Os perigos das Fake News na era da informação
Enviada em 04/07/2020
Na Grécia Antiga, os sofistas constituíam mestres da oratória que manipulavam o discurso em prol da persuasão sem preocupar-se com a veracidade da informação. De maneira análoga, é perceptível a permanência dessa prática na atual sociedade brasileira, por meio da propagação das “fake news”, notícias de cunho duvidoso que alteram a autenticidade dos fatos, semelhante ao labor sofista.

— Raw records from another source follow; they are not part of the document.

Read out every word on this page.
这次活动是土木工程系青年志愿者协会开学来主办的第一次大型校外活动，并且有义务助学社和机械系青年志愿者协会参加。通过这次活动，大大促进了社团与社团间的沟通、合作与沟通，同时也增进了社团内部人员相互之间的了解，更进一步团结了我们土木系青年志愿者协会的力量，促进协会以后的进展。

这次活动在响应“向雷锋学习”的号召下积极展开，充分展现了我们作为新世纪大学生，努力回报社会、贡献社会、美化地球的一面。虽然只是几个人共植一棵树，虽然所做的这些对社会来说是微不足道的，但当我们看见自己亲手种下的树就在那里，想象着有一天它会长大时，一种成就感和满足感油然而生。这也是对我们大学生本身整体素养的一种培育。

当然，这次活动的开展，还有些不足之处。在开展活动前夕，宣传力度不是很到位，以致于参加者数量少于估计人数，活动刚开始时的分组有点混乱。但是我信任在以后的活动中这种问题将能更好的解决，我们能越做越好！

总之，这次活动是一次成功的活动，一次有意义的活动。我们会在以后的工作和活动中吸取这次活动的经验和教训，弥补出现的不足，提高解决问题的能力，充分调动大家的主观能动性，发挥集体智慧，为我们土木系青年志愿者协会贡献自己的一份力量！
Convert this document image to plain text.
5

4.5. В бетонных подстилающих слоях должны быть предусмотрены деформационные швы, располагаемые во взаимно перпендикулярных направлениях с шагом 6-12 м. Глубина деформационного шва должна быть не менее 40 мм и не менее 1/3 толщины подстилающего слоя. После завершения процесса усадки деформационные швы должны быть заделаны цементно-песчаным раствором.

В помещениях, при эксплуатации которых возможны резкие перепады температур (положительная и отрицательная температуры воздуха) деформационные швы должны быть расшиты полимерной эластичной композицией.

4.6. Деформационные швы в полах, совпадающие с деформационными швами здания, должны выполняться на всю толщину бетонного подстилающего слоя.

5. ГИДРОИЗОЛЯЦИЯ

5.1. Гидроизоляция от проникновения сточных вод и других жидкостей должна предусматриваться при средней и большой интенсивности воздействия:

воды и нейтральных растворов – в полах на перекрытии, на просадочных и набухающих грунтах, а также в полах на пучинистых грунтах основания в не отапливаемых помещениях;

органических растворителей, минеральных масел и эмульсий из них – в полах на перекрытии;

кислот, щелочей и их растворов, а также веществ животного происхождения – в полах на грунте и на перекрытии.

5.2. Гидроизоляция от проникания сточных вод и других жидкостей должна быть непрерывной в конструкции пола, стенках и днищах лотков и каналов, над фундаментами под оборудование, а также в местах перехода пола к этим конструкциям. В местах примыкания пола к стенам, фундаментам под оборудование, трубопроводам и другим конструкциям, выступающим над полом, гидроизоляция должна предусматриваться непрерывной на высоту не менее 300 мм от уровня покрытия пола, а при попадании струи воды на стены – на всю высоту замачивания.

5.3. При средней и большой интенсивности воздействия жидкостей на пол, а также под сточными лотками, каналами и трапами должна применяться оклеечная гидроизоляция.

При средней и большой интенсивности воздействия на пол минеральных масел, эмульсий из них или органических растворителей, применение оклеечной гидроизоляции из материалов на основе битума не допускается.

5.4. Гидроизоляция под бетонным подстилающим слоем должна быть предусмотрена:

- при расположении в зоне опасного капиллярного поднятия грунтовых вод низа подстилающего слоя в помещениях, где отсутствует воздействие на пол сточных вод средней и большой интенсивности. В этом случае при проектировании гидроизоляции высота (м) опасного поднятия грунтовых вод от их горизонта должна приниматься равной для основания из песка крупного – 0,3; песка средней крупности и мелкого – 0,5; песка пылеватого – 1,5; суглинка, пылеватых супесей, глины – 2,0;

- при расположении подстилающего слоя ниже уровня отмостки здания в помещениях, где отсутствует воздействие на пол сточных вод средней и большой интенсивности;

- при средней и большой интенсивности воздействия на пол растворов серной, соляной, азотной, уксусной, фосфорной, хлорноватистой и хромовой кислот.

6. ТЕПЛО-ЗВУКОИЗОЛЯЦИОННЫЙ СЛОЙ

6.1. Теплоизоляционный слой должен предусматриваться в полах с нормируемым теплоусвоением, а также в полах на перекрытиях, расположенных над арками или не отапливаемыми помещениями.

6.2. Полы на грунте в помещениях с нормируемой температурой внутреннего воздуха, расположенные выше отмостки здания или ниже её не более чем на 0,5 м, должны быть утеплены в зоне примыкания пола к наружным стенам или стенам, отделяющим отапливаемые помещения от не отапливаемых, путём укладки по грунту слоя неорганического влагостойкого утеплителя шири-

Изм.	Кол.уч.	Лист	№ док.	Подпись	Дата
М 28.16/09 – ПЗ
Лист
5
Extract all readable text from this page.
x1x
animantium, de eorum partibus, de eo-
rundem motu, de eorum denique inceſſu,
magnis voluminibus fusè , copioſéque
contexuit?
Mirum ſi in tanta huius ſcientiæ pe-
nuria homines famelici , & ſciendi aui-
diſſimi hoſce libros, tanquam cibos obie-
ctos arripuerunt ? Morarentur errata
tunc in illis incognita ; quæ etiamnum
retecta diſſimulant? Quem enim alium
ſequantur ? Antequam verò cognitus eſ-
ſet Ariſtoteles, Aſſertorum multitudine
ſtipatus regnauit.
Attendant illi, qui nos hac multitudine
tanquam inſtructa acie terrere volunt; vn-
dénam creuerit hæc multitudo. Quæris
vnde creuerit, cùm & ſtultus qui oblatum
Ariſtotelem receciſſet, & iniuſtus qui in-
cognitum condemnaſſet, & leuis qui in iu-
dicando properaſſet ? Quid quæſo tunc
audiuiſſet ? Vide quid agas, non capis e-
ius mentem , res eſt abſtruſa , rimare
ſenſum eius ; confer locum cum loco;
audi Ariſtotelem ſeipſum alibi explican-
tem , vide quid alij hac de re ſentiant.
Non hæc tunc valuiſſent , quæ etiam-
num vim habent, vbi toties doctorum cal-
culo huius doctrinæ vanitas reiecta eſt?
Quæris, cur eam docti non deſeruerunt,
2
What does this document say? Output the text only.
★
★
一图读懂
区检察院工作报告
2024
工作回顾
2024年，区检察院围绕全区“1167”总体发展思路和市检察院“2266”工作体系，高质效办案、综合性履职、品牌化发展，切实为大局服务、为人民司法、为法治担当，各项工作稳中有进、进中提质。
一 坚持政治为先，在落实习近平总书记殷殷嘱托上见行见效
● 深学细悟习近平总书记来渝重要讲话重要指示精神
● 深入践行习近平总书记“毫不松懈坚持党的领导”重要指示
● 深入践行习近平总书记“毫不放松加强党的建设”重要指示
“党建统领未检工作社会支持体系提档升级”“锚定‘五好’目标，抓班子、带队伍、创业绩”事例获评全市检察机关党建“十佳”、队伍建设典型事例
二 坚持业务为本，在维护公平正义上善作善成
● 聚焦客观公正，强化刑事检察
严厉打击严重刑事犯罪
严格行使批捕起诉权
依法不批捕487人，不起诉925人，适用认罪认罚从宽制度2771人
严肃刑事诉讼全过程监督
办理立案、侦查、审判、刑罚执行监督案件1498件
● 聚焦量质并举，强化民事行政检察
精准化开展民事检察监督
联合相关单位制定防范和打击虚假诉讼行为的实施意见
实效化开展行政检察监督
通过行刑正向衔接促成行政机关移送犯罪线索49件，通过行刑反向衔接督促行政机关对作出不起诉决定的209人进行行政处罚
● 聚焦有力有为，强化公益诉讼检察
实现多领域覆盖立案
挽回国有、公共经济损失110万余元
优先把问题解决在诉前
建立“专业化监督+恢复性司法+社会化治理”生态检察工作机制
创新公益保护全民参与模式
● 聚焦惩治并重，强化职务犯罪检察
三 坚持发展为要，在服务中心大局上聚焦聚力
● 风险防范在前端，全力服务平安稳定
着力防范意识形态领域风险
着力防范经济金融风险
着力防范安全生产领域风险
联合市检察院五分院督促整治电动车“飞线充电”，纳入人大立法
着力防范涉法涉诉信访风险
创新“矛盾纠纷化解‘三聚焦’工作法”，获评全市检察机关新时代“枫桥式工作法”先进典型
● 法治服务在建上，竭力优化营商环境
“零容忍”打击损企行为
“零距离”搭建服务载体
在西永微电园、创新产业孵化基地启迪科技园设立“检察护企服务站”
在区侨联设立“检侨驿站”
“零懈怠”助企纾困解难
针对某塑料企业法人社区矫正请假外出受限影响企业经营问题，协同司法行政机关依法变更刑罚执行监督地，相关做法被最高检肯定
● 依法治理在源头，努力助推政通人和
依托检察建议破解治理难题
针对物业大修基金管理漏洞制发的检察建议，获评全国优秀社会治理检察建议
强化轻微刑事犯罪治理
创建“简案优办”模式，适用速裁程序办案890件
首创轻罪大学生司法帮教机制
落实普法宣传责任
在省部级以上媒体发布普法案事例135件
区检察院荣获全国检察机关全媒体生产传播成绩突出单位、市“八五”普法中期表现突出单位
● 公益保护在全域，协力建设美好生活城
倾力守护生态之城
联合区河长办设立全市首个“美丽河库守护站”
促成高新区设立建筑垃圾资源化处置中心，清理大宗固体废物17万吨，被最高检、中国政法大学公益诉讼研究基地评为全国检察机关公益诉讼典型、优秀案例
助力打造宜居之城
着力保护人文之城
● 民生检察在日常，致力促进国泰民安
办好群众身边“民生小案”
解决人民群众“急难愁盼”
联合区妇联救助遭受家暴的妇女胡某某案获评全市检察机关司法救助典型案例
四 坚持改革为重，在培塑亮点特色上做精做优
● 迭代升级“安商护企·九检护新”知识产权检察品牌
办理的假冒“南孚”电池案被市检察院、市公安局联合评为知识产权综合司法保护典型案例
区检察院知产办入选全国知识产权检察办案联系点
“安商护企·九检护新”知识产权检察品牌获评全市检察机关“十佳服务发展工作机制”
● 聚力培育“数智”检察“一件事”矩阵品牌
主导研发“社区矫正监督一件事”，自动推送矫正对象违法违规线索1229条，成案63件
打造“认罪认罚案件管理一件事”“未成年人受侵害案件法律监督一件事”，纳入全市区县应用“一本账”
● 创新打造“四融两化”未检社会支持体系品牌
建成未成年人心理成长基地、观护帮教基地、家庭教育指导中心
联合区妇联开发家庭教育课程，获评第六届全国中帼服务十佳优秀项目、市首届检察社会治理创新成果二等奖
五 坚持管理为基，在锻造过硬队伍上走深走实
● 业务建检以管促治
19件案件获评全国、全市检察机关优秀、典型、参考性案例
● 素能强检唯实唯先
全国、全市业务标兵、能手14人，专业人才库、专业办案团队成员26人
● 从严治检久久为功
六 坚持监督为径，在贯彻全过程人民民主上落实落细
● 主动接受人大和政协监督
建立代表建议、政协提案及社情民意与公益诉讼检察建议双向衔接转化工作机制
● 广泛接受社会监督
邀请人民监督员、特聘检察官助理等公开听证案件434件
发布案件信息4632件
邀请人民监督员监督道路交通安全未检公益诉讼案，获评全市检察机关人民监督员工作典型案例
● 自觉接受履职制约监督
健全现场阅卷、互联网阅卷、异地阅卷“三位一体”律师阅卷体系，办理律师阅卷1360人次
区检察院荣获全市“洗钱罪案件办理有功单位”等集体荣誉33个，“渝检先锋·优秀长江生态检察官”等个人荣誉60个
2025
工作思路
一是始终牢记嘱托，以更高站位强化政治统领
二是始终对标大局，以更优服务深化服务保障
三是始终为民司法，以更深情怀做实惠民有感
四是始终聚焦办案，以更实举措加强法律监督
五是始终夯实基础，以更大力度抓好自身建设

Desse modo, convém analisar seus perigos na atual era informacional do País, caracterizados pela disseminação dos discursos de ódio, com consequente manipulação do comportamento político.
Em primeira análise, é válido destacar a difusão de opiniões opressoras como uma das facilidades atreladas ao conteúdo “fake”. Tal realidade justifica-se pelo fenômeno sociológico da pós-verdade, no qual indivíduos tendem a acreditar apenas em fatos condizentes com suas crenças pessoais, de modo a sobrepor o senso moral ao espírito crítico. Dessa forma, incitações de ódio tornam-se recorrentes no meio digital, disseminando a violência. Nessa perspectiva, a jornalista Maju Coutinho, por exemplo, foi atacada em suas redes sociais após boatos falsos de que trabalharia até de graça pela queda do presidente Jair Bolsonaro. Fica nítido, portanto, como determinados posicionamentos, orientados pela pós-verdade, determinam a própria realidade, inibindo a formação de um olhar reflexivo.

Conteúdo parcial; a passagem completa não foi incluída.